まとめ
- 原子番号74、元素記号Wの金属元素で、全金属中で最高の融点(約3422℃)を誇る。
- 非常に硬度が高く密度も大きいため、電球のフィラメントや切削工具の材料として広く利用される。
- 化学的に安定しており、希少金属(レアメタル)として現代のハイテク産業に欠かせない資源である。
解説
タングステンはスウェーデン語で「重い石」を意味する言葉に由来し、その名の通り金に匹敵する高い密度を持ちます。最大の特徴は、純金属の中で最も高い融点(3422℃)を有している点です。この性質により、電流を流して高温に発熱させることで光を得る白熱電球や豆電球のフィラメントとして長年重宝されてきました。高温状態でも形状を維持し、蒸発しにくいという特性が、安定した発光を可能にしています。

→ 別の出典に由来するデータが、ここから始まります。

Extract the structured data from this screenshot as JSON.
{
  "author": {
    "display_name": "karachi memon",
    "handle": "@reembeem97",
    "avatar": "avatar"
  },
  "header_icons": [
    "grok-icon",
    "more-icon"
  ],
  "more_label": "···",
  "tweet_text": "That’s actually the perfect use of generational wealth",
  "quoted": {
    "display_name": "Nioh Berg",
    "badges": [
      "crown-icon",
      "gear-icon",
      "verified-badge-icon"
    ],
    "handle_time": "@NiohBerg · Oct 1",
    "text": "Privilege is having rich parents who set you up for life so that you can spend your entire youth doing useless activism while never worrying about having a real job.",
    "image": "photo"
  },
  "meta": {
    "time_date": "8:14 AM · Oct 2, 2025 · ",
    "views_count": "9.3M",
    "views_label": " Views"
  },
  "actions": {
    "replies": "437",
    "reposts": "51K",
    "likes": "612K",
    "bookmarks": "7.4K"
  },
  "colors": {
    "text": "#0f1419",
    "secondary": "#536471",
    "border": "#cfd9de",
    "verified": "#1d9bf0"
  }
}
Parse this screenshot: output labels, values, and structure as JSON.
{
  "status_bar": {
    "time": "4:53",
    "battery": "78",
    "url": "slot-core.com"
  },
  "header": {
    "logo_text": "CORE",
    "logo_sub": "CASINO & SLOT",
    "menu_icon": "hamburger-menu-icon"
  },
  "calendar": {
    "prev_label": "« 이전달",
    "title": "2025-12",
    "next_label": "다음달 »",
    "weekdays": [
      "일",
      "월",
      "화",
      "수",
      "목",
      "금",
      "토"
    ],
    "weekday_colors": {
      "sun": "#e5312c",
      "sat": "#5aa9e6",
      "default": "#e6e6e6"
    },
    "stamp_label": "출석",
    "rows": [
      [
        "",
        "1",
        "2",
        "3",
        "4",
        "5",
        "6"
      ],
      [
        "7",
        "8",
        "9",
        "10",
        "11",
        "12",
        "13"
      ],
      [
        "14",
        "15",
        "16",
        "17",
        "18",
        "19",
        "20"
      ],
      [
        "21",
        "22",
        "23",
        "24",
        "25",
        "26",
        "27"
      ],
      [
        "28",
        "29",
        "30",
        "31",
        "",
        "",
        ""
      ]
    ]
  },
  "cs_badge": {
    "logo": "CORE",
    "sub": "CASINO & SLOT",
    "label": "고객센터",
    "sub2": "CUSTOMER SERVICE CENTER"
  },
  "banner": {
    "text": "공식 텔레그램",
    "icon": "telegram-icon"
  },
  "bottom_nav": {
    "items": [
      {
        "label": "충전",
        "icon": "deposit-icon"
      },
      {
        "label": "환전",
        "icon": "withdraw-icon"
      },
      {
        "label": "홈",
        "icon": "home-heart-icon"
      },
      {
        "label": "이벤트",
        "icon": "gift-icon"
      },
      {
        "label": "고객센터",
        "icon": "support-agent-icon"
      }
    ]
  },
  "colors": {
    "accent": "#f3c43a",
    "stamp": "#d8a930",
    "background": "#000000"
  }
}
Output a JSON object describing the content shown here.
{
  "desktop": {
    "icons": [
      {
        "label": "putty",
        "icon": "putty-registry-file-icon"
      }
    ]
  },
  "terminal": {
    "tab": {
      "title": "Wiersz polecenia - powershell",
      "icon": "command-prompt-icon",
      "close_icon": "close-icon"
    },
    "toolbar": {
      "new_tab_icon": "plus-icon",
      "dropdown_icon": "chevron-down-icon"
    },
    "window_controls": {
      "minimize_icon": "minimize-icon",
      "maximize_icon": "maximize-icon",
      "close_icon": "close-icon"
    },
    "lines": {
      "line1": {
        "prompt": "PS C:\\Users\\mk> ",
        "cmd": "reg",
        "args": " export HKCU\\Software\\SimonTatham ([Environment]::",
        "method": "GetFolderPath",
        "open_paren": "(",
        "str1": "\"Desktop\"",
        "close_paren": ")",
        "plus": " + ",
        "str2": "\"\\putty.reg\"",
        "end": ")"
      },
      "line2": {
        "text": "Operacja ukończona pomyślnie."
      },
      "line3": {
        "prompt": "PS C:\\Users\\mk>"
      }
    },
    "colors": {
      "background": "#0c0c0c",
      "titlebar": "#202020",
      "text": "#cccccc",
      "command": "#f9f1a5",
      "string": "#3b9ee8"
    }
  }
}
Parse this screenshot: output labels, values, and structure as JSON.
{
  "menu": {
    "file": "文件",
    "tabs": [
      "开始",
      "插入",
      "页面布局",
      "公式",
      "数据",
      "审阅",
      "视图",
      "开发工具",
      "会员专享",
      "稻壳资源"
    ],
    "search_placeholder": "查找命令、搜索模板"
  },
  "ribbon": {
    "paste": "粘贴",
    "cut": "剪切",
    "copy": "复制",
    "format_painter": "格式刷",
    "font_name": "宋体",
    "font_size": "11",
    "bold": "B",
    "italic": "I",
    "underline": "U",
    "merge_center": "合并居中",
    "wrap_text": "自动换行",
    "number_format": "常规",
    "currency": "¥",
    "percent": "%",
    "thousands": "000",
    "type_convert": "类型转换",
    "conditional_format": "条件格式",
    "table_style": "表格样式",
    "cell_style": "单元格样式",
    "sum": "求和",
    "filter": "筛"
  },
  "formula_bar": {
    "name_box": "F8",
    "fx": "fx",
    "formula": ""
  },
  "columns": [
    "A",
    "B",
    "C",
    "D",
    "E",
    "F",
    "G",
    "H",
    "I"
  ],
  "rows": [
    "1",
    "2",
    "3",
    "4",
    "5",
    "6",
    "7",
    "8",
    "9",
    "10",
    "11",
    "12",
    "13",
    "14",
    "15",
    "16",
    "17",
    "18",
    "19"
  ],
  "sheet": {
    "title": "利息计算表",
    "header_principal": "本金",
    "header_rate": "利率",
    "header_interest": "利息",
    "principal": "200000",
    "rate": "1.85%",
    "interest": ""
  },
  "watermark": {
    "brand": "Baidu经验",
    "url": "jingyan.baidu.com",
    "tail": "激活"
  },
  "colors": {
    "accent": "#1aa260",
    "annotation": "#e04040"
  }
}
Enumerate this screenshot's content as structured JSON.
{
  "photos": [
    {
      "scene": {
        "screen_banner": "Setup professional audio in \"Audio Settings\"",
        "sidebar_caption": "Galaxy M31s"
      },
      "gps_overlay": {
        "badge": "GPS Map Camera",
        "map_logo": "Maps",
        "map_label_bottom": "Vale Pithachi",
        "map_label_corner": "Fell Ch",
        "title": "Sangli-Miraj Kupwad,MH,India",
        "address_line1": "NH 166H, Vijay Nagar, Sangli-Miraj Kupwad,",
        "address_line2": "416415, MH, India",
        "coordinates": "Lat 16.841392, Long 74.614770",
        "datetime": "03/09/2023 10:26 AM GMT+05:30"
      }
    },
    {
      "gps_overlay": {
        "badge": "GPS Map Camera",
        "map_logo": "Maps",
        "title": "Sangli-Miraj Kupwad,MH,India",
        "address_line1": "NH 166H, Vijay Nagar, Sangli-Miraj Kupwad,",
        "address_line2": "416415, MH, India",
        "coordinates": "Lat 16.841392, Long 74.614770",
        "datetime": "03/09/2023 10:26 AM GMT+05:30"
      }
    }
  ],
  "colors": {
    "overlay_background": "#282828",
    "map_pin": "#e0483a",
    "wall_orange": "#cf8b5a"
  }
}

また、炭素と結合させた「炭化タングステン」は、ダイヤモンドに次ぐほどの硬度を持つ超硬合金の主成分となります。この硬さを活かし、金属加工用のドリルや旋盤の刃、さらには過酷な環境で使用される軍事用装甲や砲弾など、多岐にわたる分野で活用されています。近年はLEDの普及により電球用途は減少傾向にありますが、半導体デバイスの配線材料やX線管のターゲット、TIG溶接の電極など、代替のきかない戦略物資としての重要性はますます高まっています。
タングステンは、とても「熱に強い」のがとくちょうの金属です。ふつうの金属は、ものすごく熱くするとドロドロにとけてしまいますが、タングステンは金属の中で一番とけにくい性質を持っています。
この性質をいかして、豆電球の中にある細い線(フィラメント)に使われています。電気を流すと、タングステンがとても熱くなって、まぶしく光りだすのです。みなさんの身近なところでは、工作で使う豆電球の中で活やくしています。
また、タングステンはとても重くて、ダイヤモンドと同じくらい硬いという特ちょうもあります。そのため、ほかの金属をけずったり、あなをあけたりするためのドリルの先にも使われています。とてもたよりになる、強くて重い金属なのです。
タングステンの元素記号は「W」と書きます。これは昔、この金属がまじっているとスズがうまく取り出せなかったため、スズを食べてしまう「オオカミ(ウルフ)」のような金属だ、と呼ばれていたことに由来しているんですよ。